The West is entirely foreign to me…
This past fall, I finally got to explore some of this alien landscape for the first time in my life. I was so excited to spend time in the desert – I have always done well in the crushing heat of the Carolinas and was eager for the drastically different scenery. But when we arrived in Utah, I found the environment to be harsh and unforgiving, and quite frankly, ugly in a way I hadn’t expected. The orange dirt and unique geological features were breathtaking, but I missed the trees! The land was barren and dead, and the revitalizing energy I normally feel in nature was absent. Instead, I baked under a harsh sun and felt my energy drain. I was irritated at the sand and exposure. I was used to a humid heat, but with the relief of constant shade from the bursting canopy. Without shade, it turns out, heat is much harder to handle. And on top of it all, every water source tasted like mud. I forced down liter after liter of water only to still feel thirsty.

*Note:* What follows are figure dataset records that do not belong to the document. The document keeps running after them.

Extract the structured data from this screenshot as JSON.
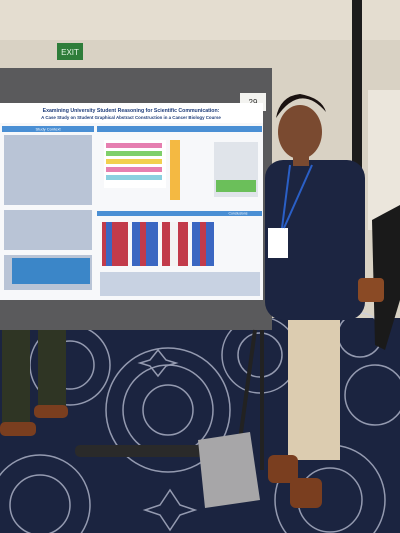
{
  "exit_sign": "EXIT",
  "board_number": "29",
  "poster": {
    "title": "Examining University Student Reasoning for Scientific Communication:",
    "subtitle": "A Case Study on Student Graphical Abstract Construction in a Cancer Biology Course",
    "sections": [
      "Study Context",
      "Conclusions"
    ]
  }
}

All of this was on a casual car camping adventure. We had shady campsites to relax in, along gushing rivers. We took short day hikes through the area, never logging more than 5 or 6 miles.

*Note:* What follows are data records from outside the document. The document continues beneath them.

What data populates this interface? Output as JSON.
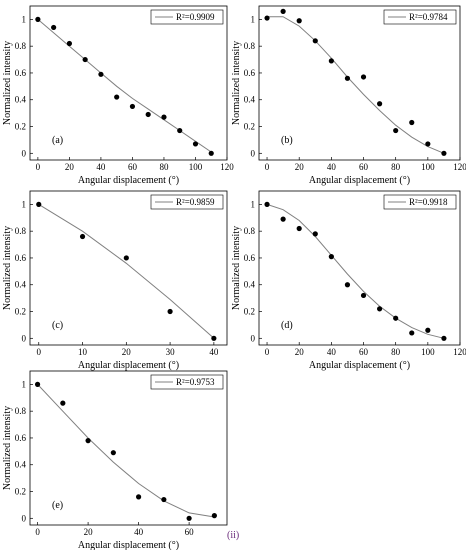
{
  "figure_note": "(ii)",
  "chart_data": [
    {
      "type": "scatter",
      "panel_label": "(a)",
      "xlabel": "Angular displacement (°)",
      "ylabel": "Normalized intensity",
      "xlim": [
        -5,
        120
      ],
      "ylim": [
        -0.05,
        1.1
      ],
      "xticks": [
        0,
        20,
        40,
        60,
        80,
        100,
        120
      ],
      "yticks": [
        0,
        0.2,
        0.4,
        0.6,
        0.8,
        1
      ],
      "legend": "R²=0.9909",
      "legend_position": "top-right",
      "series": [
        {
          "x": [
            0,
            10,
            20,
            30,
            40,
            50,
            60,
            70,
            80,
            90,
            100,
            110
          ],
          "y": [
            1.0,
            0.94,
            0.82,
            0.7,
            0.59,
            0.42,
            0.35,
            0.29,
            0.27,
            0.17,
            0.07,
            0.0
          ]
        }
      ],
      "fit": {
        "x": [
          0,
          10,
          20,
          30,
          40,
          50,
          60,
          70,
          80,
          90,
          100,
          110
        ],
        "y": [
          1.0,
          0.9,
          0.8,
          0.7,
          0.6,
          0.5,
          0.41,
          0.33,
          0.25,
          0.17,
          0.09,
          0.01
        ]
      }
    },
    {
      "type": "scatter",
      "panel_label": "(b)",
      "xlabel": "Angular displacement (°)",
      "ylabel": "Normalized intensity",
      "xlim": [
        -5,
        120
      ],
      "ylim": [
        -0.05,
        1.1
      ],
      "xticks": [
        0,
        20,
        40,
        60,
        80,
        100,
        120
      ],
      "yticks": [
        0,
        0.2,
        0.4,
        0.6,
        0.8,
        1
      ],
      "legend": "R²=0.9784",
      "legend_position": "top-right",
      "series": [
        {
          "x": [
            0,
            10,
            20,
            30,
            40,
            50,
            60,
            70,
            80,
            90,
            100,
            110
          ],
          "y": [
            1.01,
            1.06,
            0.99,
            0.84,
            0.69,
            0.56,
            0.57,
            0.37,
            0.17,
            0.23,
            0.07,
            0.0
          ]
        }
      ],
      "fit": {
        "x": [
          0,
          10,
          20,
          30,
          40,
          50,
          60,
          70,
          80,
          90,
          100,
          110
        ],
        "y": [
          1.02,
          1.02,
          0.95,
          0.84,
          0.71,
          0.57,
          0.44,
          0.32,
          0.21,
          0.12,
          0.05,
          0.0
        ]
      }
    },
    {
      "type": "scatter",
      "panel_label": "(c)",
      "xlabel": "Angular displacement (°)",
      "ylabel": "Normalized intensity",
      "xlim": [
        -2,
        43
      ],
      "ylim": [
        -0.05,
        1.1
      ],
      "xticks": [
        0,
        10,
        20,
        30,
        40
      ],
      "yticks": [
        0,
        0.2,
        0.4,
        0.6,
        0.8,
        1
      ],
      "legend": "R²=0.9859",
      "legend_position": "top-right",
      "series": [
        {
          "x": [
            0,
            10,
            20,
            30,
            40
          ],
          "y": [
            1.0,
            0.76,
            0.6,
            0.2,
            0.0
          ]
        }
      ],
      "fit": {
        "x": [
          0,
          10,
          20,
          30,
          40
        ],
        "y": [
          1.0,
          0.8,
          0.56,
          0.29,
          0.0
        ]
      }
    },
    {
      "type": "scatter",
      "panel_label": "(d)",
      "xlabel": "Angular displacement (°)",
      "ylabel": "Normalized intensity",
      "xlim": [
        -5,
        120
      ],
      "ylim": [
        -0.05,
        1.1
      ],
      "xticks": [
        0,
        20,
        40,
        60,
        80,
        100,
        120
      ],
      "yticks": [
        0,
        0.2,
        0.4,
        0.6,
        0.8,
        1
      ],
      "legend": "R²=0.9918",
      "legend_position": "top-right",
      "series": [
        {
          "x": [
            0,
            10,
            20,
            30,
            40,
            50,
            60,
            70,
            80,
            90,
            100,
            110
          ],
          "y": [
            1.0,
            0.89,
            0.82,
            0.78,
            0.61,
            0.4,
            0.32,
            0.22,
            0.15,
            0.04,
            0.06,
            0.0
          ]
        }
      ],
      "fit": {
        "x": [
          0,
          10,
          20,
          30,
          40,
          50,
          60,
          70,
          80,
          90,
          100,
          110
        ],
        "y": [
          1.0,
          0.96,
          0.88,
          0.76,
          0.62,
          0.48,
          0.35,
          0.24,
          0.15,
          0.08,
          0.03,
          0.0
        ]
      }
    },
    {
      "type": "scatter",
      "panel_label": "(e)",
      "xlabel": "Angular displacement (°)",
      "ylabel": "Normalized intensity",
      "xlim": [
        -3,
        75
      ],
      "ylim": [
        -0.05,
        1.1
      ],
      "xticks": [
        0,
        20,
        40,
        60
      ],
      "yticks": [
        0,
        0.2,
        0.4,
        0.6,
        0.8,
        1
      ],
      "legend": "R²=0.9753",
      "legend_position": "top-right",
      "series": [
        {
          "x": [
            0,
            10,
            20,
            30,
            40,
            50,
            60,
            70
          ],
          "y": [
            1.0,
            0.86,
            0.58,
            0.49,
            0.16,
            0.14,
            0.0,
            0.02
          ]
        }
      ],
      "fit": {
        "x": [
          0,
          10,
          20,
          30,
          40,
          50,
          60,
          70
        ],
        "y": [
          1.0,
          0.8,
          0.6,
          0.42,
          0.26,
          0.13,
          0.04,
          0.01
        ]
      }
    }
  ]
}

Now, I look at 773 miles of trail that weaves through the barren, exposed terrain of New Mexico and my heart races. I wonder how I will handle the sun and heat, how I will survive off fowl water sources. I dread the feeling of sand getting stuck in my everywhere and wonder what other challenges will present themselves. It has taken me years to learn the strategies needed to make East Coast hiking enjoyable, but soon I will be a novice again, learning these lessons the hard way.
While I wait for April to just get here already, these fears chase each other around my brain. To distract myself, I have stayed as busy as possible. I have picked up a part time job guiding hiking trips for the spring, on top of my job at the brewery and managing my art business. I am focused on setting myself up for success when I return, so I can easily dive back into my comfortable life when I finish the trail. But I still check my countdown app every day. I watch anxiously as winter comes to a close. And at the end of the day, I crave the freedoms of a thru hike, despite all the challenges.